After 17 years as Wolverine, Hugh Jackman is apparently calling it quits. If so, critics love his finale. In Logan, Wolverine believes himself to be one of the world's last remaining mutants. Then he meets a mute girl with claws just like him. Here's what critics are saying:
- At the AP, Sandy Cohen explains this is not your typical superhero movie: It's R-rated, darker and grittier than most, and "packs an emotional wallop." But Cohen is not complaining. "If this is indeed Jackman's last Wolverine film, he's going out in heartfelt, high-class style," and perhaps leaving his legacy in the capable hands of 11-year-old Dafne Keen, whose "fight scenes are as thrilling and bloodletting as any of Wolverine's."

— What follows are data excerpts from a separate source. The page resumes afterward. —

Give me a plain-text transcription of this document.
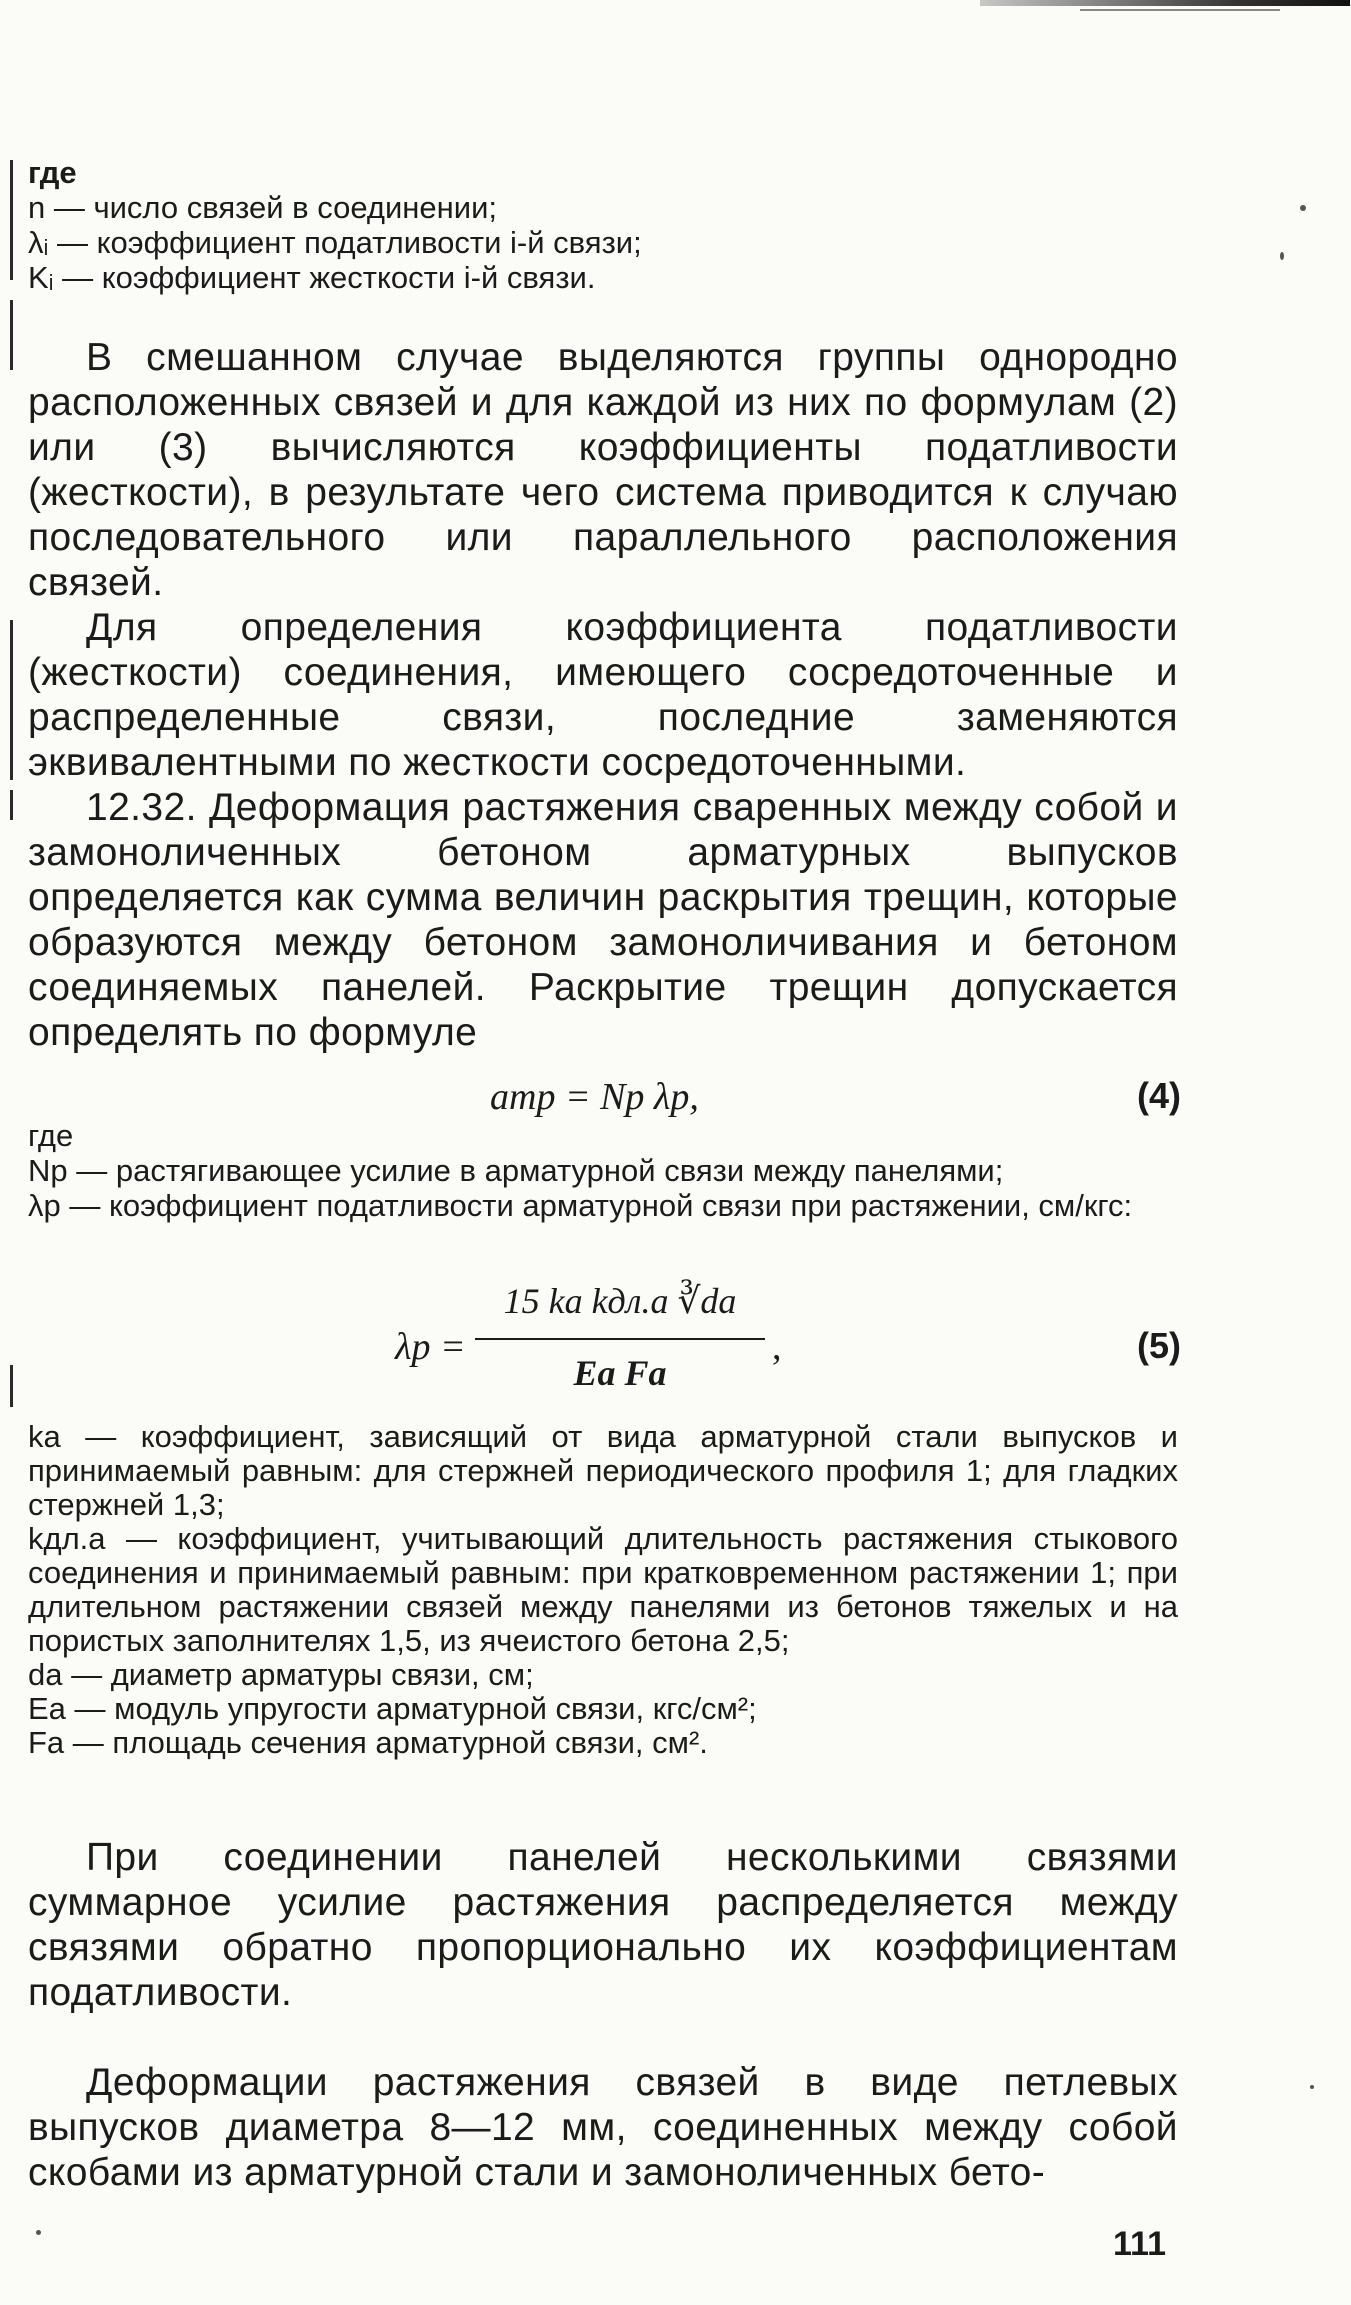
где

n — число связей в соединении;

λᵢ — коэффициент податливости i-й связи;

Kᵢ — коэффициент жесткости i-й связи.

В смешанном случае выделяются группы однородно расположенных связей и для каждой из них по формулам (2) или (3) вычисляются коэффициенты податливости (жесткости), в результате чего система приводится к случаю последовательного или параллельного расположения связей.

Для определения коэффициента податливости (жесткости) соединения, имеющего сосредоточенные и распределенные связи, последние заменяются эквивалентными по жесткости сосредоточенными.

12.32. Деформация растяжения сваренных между собой и замоноличенных бетоном арматурных выпусков определяется как сумма величин раскрытия трещин, которые образуются между бетоном замоноличивания и бетоном соединяемых панелей. Раскрытие трещин допускается определять по формуле

aтр = Nр λр,	(4)

где

Nр — растягивающее усилие в арматурной связи между панелями;

λр — коэффициент податливости арматурной связи при растяжении, см/кгс:

λр =
15 kа kдл.а ∛dа
Eа Fа
,	(5)

kа — коэффициент, зависящий от вида арматурной стали выпусков и принимаемый равным: для стержней периодического профиля 1; для гладких стержней 1,3;

kдл.а — коэффициент, учитывающий длительность растяжения стыкового соединения и принимаемый равным: при кратковременном растяжении 1; при длительном растяжении связей между панелями из бетонов тяжелых и на пористых заполнителях 1,5, из ячеистого бетона 2,5;

dа — диаметр арматуры связи, см;

Eа — модуль упругости арматурной связи, кгс/см²;

Fа — площадь сечения арматурной связи, см².

При соединении панелей несколькими связями суммарное усилие растяжения распределяется между связями обратно пропорционально их коэффициентам податливости.

Деформации растяжения связей в виде петлевых выпусков диаметра 8—12 мм, соединенных между собой скобами из арматурной стали и замоноличенных бето-

111
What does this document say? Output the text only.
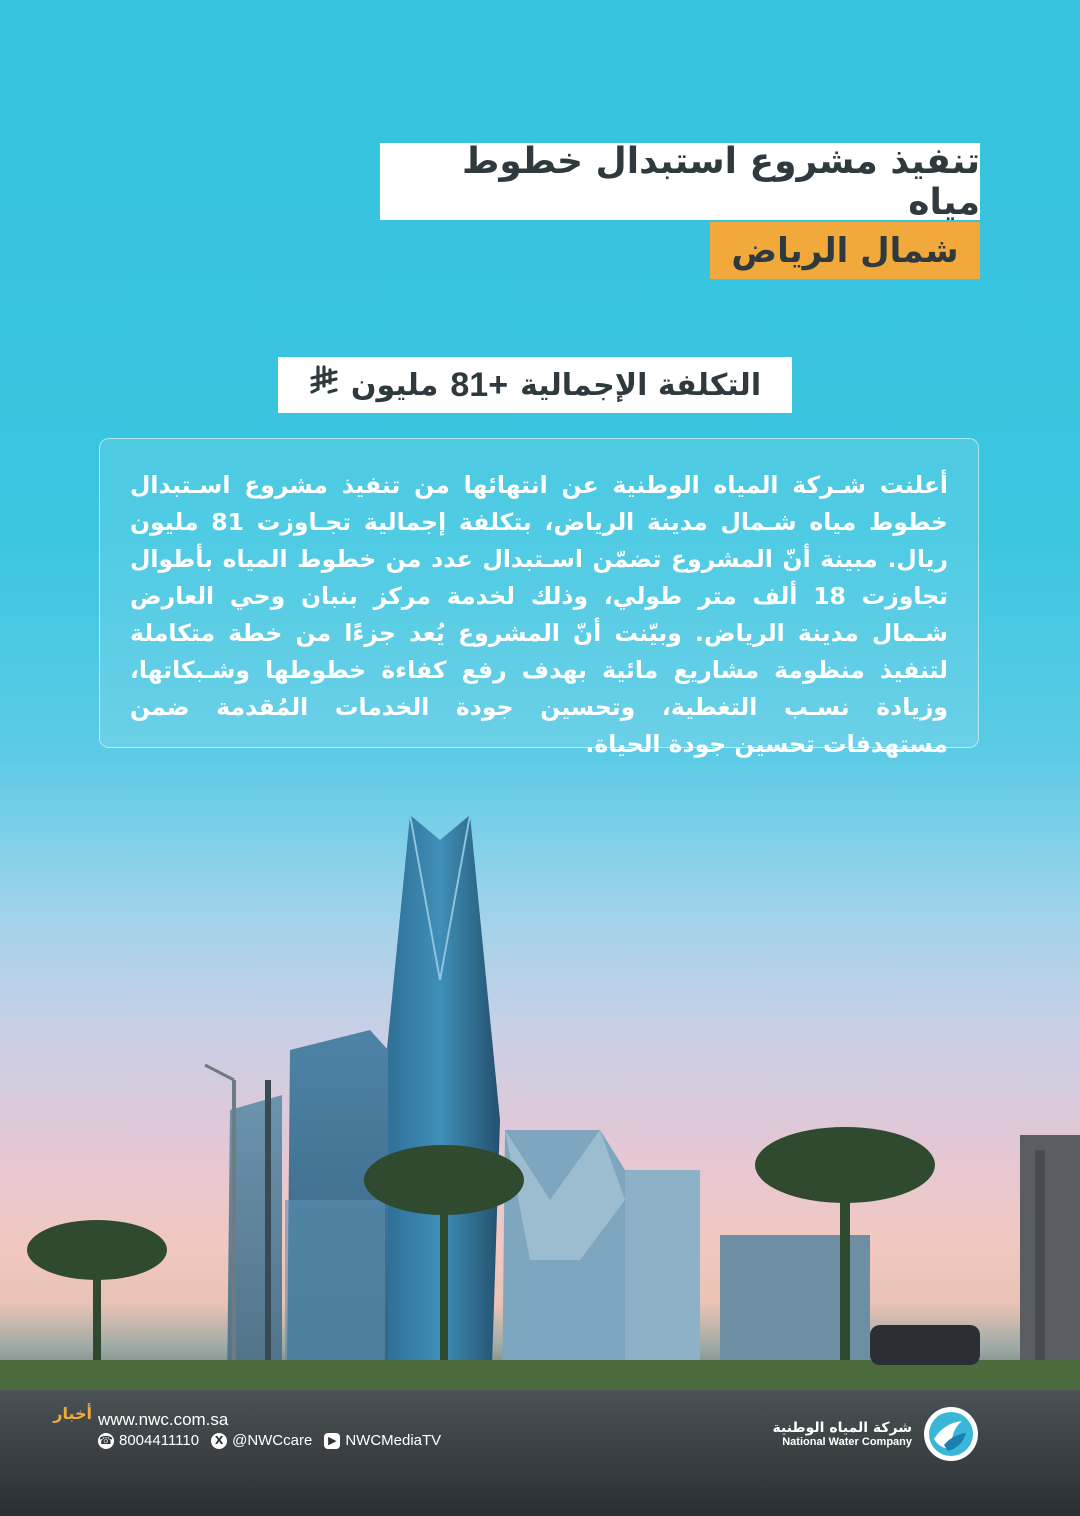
تنفيذ مشروع استبدال خطوط مياه
شمال الرياض
التكلفة الإجمالية
81+
مليون
أعلنت شـركة المياه الوطنية عن انتهائها من تنفيذ مشروع اسـتبدال خطوط مياه شـمال مدينة الرياض، بتكلفة إجمالية تجـاوزت 81 مليون ريال. مبينة أنّ المشروع تضمّن اسـتبدال عدد من خطوط المياه بأطوال تجاوزت 18 ألف متر طولي، وذلك لخدمة مركز بنبان وحي العارض شـمال مدينة الرياض. وبيّنت أنّ المشروع يُعد جزءًا من خطة متكاملة لتنفيذ منظومة مشاريع مائية بهدف رفع كفاءة خطوطها وشـبكاتها، وزيادة نسـب التغطية، وتحسين جودة الخدمات المُقدمة ضمن مستهدفات تحسين جودة الحياة.
www.nwc.com.sa
☎ 8004411110	X @NWCcare	▶ NWCMediaTV
أخبار
شركة المياه الوطنية
National Water Company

- "It's a Marvel" with "the kind of topical frisson and intensity that The Dark Knight had nine years ago, and no superhero movie has enjoyed since," Chris Klimek writes at NPR. Jackman is "tremendous," while the film as a whole restores lost "integrity and emotion" to the series, he writes. "Subtle? No. Powerful? Just you wait, Bub."
- Adam Graham wasn't quite as taken with it. "While Logan has a soul, it doesn't have the heft it thinks it does," he writes at Detroit News. He wasn't a fan of the "cloyingly sentimental story," but he says the film still packs "a solid punch." Jackman, meanwhile, is "Clint Eastwood-esque," he writes. "Wolverine's claws may be rusty and covered in dried blood, but they're still sharp."
- Barry Hertz says there's too much blood handled "with too much glee," but that's his only major critique at the Globe and Mail. Director James Mangold "mostly lets Logan stand as a showcase for Jackman" and he "nails it … adding an impressive, complex weight" to his character. In fact, Logan makes it "almost painful to say goodbye, which is precisely the point."